Is Global Warming Leading to Rise in Infectious Diseases?

    Global warming leading to rise in infectious diseases

    Is Global Warming Leading to Rise in Infectious Diseases? If so, what can consumers do to protect themselves?

    The question is whether or not  available evidence shows Global warming leading to rise in infectious diseases, such as Vibrio, E. coli, Hepatitis A, or Cyclospora. The circumstantial evidence says yes, with warmer waters leading to a large increase in warm-water bacterial infections from Vibrio (often infecting clams, oysters, and other shell fish), and an array of flesh eating bacteria that rarely made headlines until the last couple of years.  In addition, global warming is being blamed for extreme weather conditions, such as floods which (often as a result of run off) have led to bacterial flourishes – infections of swimming and drinking water sources with bacteria like E. coli near ares hit by flooding.

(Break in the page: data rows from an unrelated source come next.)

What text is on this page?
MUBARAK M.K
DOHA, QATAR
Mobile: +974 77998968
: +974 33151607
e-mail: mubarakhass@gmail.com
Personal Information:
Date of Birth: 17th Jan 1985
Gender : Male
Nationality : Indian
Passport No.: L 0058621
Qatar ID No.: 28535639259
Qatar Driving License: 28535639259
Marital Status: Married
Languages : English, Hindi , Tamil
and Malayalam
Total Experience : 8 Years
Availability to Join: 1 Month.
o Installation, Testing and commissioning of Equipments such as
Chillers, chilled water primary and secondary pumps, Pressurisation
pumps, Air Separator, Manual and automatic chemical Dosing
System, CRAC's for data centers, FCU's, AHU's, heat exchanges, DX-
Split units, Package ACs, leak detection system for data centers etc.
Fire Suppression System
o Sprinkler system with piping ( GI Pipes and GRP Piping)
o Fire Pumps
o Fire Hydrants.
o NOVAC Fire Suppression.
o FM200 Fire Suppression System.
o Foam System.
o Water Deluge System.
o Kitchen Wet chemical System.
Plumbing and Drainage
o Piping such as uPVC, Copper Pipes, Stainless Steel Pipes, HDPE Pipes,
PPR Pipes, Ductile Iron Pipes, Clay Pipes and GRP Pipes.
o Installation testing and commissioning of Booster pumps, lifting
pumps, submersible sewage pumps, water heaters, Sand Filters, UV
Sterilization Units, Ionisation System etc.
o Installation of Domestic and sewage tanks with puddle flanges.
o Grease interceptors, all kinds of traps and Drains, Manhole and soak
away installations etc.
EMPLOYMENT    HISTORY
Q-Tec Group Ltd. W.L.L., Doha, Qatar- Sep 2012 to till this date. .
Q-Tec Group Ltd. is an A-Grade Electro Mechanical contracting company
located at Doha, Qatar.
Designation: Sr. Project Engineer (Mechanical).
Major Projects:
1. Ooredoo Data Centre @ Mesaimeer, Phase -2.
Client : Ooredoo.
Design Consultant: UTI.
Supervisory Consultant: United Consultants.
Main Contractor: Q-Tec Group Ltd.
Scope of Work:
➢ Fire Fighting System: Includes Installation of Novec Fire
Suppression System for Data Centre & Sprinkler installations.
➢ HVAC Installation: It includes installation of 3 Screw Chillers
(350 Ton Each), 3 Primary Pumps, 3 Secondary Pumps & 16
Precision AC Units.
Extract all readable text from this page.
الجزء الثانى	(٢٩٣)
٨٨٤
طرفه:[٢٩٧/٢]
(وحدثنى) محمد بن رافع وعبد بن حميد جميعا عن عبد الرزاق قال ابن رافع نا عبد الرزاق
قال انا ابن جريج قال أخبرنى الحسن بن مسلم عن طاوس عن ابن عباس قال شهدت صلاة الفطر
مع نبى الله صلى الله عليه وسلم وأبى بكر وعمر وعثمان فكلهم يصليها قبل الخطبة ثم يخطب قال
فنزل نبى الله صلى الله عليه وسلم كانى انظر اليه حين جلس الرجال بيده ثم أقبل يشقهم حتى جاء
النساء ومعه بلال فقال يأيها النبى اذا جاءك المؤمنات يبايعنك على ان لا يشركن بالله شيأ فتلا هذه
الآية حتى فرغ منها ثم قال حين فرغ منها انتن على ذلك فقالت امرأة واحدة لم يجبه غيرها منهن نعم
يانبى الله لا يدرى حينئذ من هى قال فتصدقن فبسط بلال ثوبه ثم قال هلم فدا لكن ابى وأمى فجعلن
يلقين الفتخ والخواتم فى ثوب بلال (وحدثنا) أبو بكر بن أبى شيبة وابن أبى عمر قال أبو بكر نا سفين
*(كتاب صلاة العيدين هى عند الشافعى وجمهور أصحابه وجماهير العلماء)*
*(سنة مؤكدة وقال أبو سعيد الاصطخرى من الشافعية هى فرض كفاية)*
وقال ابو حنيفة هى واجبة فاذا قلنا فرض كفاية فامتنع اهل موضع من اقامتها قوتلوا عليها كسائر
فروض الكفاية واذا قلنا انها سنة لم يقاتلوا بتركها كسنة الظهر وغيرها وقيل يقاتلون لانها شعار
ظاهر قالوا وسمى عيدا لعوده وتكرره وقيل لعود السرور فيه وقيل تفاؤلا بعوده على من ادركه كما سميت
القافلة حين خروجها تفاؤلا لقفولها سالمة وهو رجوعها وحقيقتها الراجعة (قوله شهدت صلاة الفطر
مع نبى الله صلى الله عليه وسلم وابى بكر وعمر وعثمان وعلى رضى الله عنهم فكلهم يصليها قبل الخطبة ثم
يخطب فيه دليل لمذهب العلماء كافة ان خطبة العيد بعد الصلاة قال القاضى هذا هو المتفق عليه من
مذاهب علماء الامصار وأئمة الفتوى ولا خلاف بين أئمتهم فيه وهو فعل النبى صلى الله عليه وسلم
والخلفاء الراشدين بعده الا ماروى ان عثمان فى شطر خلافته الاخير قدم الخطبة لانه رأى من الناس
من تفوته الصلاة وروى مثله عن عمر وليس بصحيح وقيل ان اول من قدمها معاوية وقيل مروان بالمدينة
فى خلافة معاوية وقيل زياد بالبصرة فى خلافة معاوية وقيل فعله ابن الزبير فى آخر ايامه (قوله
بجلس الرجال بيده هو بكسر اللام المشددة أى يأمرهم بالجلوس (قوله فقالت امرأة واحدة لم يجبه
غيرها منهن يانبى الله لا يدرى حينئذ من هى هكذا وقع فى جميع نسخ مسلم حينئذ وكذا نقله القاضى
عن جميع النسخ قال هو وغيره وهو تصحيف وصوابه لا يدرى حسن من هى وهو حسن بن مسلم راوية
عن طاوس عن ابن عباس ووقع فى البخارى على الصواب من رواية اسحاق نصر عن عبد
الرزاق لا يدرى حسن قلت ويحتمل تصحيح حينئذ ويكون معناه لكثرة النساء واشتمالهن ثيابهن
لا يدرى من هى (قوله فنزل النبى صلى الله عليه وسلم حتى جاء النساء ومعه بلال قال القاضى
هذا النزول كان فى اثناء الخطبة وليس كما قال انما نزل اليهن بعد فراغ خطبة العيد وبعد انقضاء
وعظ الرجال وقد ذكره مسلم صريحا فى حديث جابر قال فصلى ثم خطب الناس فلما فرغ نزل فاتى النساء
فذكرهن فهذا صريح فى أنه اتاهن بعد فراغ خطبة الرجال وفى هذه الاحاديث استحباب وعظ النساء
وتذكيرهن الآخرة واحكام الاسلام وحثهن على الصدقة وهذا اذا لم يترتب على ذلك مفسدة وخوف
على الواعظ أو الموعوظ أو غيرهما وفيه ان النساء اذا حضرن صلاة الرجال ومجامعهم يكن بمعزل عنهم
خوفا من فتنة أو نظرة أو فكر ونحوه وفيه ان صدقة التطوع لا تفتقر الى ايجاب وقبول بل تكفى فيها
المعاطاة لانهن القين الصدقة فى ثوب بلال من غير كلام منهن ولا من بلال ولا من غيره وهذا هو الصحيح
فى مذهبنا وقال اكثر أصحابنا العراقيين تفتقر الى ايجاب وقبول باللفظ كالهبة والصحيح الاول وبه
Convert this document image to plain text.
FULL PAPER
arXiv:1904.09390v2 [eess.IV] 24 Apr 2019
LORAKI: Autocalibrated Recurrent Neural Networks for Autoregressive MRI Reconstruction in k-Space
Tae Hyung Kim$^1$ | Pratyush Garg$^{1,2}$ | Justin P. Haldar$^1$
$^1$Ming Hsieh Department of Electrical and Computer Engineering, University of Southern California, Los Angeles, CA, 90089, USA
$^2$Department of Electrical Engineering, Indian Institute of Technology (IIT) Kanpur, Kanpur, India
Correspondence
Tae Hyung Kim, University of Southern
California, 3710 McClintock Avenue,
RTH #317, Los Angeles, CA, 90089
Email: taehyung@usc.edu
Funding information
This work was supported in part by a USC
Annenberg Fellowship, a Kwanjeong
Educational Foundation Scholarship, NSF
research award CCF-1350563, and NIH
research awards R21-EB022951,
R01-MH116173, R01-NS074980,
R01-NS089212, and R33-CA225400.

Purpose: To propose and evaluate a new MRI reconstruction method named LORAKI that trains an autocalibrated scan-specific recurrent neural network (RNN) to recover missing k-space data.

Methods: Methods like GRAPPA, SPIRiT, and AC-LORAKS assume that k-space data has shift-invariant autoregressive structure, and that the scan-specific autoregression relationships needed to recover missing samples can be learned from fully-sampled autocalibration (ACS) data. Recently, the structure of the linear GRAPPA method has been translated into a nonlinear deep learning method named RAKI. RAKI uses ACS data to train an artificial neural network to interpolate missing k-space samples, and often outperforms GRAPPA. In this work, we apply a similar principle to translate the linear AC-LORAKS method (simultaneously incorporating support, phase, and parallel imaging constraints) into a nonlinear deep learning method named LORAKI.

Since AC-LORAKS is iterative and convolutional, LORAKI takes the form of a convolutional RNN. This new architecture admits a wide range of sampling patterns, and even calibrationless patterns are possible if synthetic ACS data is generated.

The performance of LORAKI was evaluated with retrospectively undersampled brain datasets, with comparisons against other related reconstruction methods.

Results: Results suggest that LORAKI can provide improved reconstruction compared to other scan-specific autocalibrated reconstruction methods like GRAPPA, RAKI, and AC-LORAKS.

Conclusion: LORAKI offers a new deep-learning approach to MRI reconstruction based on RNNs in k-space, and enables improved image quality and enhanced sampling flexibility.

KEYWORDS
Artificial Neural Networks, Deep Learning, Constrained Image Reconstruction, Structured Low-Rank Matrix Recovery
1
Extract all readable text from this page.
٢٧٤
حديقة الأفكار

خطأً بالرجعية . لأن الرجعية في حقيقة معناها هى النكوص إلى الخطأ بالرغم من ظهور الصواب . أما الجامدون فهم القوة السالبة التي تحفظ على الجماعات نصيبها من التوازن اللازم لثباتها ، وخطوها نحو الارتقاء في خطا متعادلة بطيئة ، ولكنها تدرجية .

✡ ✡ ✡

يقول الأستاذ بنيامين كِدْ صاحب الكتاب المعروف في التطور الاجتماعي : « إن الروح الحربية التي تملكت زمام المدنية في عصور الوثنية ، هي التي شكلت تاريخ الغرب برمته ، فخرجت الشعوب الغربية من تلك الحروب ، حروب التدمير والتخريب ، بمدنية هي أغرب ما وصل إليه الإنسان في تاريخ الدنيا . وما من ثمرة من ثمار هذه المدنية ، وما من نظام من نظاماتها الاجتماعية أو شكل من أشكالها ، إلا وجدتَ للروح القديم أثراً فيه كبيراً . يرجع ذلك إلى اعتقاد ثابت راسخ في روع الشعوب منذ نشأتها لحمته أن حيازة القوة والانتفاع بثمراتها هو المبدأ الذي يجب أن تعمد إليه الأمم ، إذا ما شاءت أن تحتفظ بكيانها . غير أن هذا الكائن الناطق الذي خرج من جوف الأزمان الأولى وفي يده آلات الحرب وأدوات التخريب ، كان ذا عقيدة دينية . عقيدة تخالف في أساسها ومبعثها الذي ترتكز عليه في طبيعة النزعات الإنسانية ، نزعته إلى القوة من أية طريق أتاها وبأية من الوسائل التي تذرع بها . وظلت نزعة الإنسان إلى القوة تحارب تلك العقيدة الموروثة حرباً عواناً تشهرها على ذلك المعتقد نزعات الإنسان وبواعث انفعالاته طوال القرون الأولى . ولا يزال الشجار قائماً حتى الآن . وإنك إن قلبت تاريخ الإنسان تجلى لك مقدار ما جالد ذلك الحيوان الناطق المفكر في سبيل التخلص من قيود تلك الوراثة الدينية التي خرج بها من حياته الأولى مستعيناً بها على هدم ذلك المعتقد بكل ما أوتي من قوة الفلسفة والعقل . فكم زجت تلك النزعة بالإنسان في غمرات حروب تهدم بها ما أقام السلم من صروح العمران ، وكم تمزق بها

    Global warming leading to rise in infectious diseases

    Global warming has also coincided with an increase in the number and severity of Cyclospora outbreaks, a parasite that is associated with tropical environs but which has sickened thousands in the U.S. every year for the last three years.

    Elsewhere globally, in Africa, reports of new and ongoing Ebola outbreaks have hit several high-population centers in Southern and mid Africa.  These outbreaks may be increasing in frequency due to climate changes, but also due to overcrowding and internal wars that have ravaged communities, health care facilities, and caused massive human flight that works to spread disease.  Global warming is also working hand-in-hand with irresponsible development in Brazil at destroying the rain forests.  Such drastic change in ecosystems often lead to new outbreaks of infection.

    Global warming infectious diseases
    Managing Editor, Food Safety Attorney Tony Coveny, Ph.D.

    In addition to global warming, there are also signs that extensive antibiotic usage in both animals, especially cattle, pigs and chickens, and human treatment, has led to to another problem – antibiotic-resistant infections.  A large number of recent salmonella outbreaks have resulted in culturing demonstrating the salmonella is resistance to one or more antibiotics.  Victims of an outbreak of antibiotic resistant salmonella, E. coli, Listeria, or Campylobacter can be life threatening.

    While pubic health agencies and medical professionals are working hard to keep up with the new onslaught of infectious diseases, they are ill equipped and outpaced by the rate of increase.  With so many “high priority” challenges globally, focusing on the impact of climate change on infectious disease is understandable.

    What can individuals do if we concede that evidence suggests Global warming leading to rise in infectious diseases?  The only real solution would be to reverse global warming but that is beyond the sphere of influence of any single consumer.  But that does not mean that consumers are left helpless. First off, consumers need to understand modes of transmission, such a pathogen contact and hand-to-mouth habits that often introduce a dangerous pathogen as part of the oral-fecal route in which victims consume (ingest) fecal matter contaminated with a pathogen.  This awareness requires (1) careful dedication to appropriate personal hygiene that includes hand washing and, in specific instances, wearing protective gloves or clothing; (2) use of common sense in avoiding some common sources of contamination, such as zoonotic infection due to contact with animals like back yard chickens, turtles, or petting zoos; (3) restricting certain activities that were considered safe only a few years ago, such as swimming in coastal warm waters, eating raw oysters, or walking barefoot on the beach; or (4) careful food preparation that includes washing vegetables and fruits and avoiding those that are near impossible to clean, such a bean sprouts.

    In addition, when gastrointestinal illness presents, victims should always seek a GI Panel, or at a minimum a stool culture, and report illnesses to local health agencies for tracking purposes.  The impact of doing so will marshal current reportable disease laws enable health agencies and epidemiologists to identify outbreaks more quickly.  By identifying the source of your own illness, you  can more rapidly seek treatment, and identifying an outbreak allows health agencies to prevent the further spread of the disease by identifying the public source.